Menanti Peran Besar Kamala Harris untuk Kegiatan Luar Angkasa, Jika Terpilih Pimpin AS

Menanti Peran Besar Kamala Harris untuk Kegiatan Luar Angkasa, Jika Terpilih Pimpin AS

WASHINGTON, SENAYANPOST.com – Calon Presiden AS Joe Biden telah memilih Kamala Harris sebagai pendampingnya pada Pilpres AS 2020. Kamala Harris bakal akan mememiliki peran besar dalam kegiatan luar angkasa AS ke depan, jika lolos terpilih.

Kamala Harris pada Selasa (11/8/2020) telah ditunjuk Joe Biden mendampinginya maju keputaran pemilihan presiden AS 2020 melawan Trump, calon presiden petahana.

Terpilihnya Kamala menarik perhatian karena dia adalah seorang wanita kulit hitam yang cukup vokal.

Sehingga, mungkin dia akan menjadi harapan besar untuk pelindungan hak minoritas ras kulit hitam di AS.

Sementara, Dewan Luar Angkasa Nasional (NSC) memiliki perhatian yang berbeda.

Menjadi pertanyaan adalah, bagaimana arah kebijakan Kamala membawa perkembangan proyek luar angkasa AS?

Melansir Space pada Rabu (12/8/2020), bahwa wakil presiden diketahui akan memiliki peran untuk mengetuai NSC, sebuah badan yang meninjau opsi kebijakan ruang angkasa nasional dan membuat rekomendasi ke Gedung Putih.

Berdasarkan laporan, NSC ini sempat nonaktif selama masa pemerintahannya Presiden George H.W. Bush.

Kemudian, diaktifkan kembali oleh Presiden Donald Trump pada 2017.

Sejauh ini, Harris memiliki perhatian terhadap momen-momen perihal luar angkasa.

Pada 2017, misalnya, Harris mengunggah diTwitter suatu ucapan selamat kepada astronot NASA, Peggy Whitson, yang baru saja mencetak rekor Amerika untuk total hari yang dihabiskan di luar angkasa.

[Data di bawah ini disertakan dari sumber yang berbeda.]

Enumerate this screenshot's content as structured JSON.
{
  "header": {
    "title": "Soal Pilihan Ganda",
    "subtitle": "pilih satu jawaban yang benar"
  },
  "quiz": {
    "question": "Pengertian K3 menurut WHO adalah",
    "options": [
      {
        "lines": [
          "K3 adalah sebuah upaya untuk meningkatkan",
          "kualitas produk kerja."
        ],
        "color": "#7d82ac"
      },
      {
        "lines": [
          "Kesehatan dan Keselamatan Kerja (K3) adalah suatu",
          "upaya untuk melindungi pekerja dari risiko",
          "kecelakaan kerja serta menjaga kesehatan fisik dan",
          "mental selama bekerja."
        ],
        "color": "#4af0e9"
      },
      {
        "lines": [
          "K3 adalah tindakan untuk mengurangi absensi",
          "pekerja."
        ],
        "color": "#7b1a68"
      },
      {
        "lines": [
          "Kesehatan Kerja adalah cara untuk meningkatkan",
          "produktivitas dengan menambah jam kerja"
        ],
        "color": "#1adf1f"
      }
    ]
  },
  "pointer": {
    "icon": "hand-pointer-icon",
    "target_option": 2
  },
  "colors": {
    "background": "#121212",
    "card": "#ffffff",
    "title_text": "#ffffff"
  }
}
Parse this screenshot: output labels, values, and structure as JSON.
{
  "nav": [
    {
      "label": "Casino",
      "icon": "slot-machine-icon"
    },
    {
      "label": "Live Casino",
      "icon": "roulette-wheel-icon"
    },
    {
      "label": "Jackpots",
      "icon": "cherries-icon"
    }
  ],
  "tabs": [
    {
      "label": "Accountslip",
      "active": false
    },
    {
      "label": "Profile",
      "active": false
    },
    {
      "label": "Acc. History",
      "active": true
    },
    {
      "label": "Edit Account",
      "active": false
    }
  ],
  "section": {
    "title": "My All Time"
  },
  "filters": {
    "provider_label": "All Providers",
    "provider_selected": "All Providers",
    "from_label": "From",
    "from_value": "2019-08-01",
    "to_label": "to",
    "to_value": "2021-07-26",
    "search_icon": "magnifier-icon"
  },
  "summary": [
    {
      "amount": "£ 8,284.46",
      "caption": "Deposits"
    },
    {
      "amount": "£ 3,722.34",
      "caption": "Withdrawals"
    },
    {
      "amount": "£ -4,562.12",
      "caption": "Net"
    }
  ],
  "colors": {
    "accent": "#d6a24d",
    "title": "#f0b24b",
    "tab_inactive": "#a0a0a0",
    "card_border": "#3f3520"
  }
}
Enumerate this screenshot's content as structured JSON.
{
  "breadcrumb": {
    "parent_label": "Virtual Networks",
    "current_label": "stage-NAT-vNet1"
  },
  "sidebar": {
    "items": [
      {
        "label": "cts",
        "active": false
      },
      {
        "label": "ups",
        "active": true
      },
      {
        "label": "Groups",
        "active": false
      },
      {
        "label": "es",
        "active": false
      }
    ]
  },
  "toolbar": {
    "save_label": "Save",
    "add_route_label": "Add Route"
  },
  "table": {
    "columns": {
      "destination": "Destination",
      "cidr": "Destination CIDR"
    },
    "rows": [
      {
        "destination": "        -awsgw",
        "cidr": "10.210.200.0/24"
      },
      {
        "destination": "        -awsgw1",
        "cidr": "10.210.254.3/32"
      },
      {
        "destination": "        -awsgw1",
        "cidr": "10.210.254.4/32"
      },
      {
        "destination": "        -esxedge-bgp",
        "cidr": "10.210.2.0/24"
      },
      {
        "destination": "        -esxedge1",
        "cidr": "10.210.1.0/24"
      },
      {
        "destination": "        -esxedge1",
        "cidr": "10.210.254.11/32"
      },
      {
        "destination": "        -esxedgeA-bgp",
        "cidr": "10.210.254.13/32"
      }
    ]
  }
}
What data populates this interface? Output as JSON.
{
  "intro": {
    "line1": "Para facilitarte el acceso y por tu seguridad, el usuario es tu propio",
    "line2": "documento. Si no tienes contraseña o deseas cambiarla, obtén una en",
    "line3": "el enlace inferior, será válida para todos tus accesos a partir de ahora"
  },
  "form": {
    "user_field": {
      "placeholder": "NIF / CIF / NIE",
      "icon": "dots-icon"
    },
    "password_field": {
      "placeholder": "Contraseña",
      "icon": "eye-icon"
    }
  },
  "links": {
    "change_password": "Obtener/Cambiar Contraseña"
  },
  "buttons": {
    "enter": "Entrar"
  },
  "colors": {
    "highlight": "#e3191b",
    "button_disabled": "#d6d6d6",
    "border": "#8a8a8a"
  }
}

Pada 2019, Harris ikut mendukung rancangan undang-undang yang mendorong adanya pemberian Medali Emas Kongres kepada Katherine Johnson, Dorothy Vaughan, Mary Jackson, dan Christine Darden, ahli matematika yang berkontribusi kepada NASA selama Perang Dingin perlombaan antariksa yang dicatat dalam buku dan film “Hidden Figures.”

Dia juga menandatangani resolusi untuk merayakan perjalanan antariksa perempuan pertama di dunia oleh astronot NASA, Christina Koch dan Jessica Meir.

Selebihnya, NSC masih akan mempelajari lebih lanjut tentang pemikiran Harris terkait luar angkasa, dalam beberapa hari dan minggu mendatang.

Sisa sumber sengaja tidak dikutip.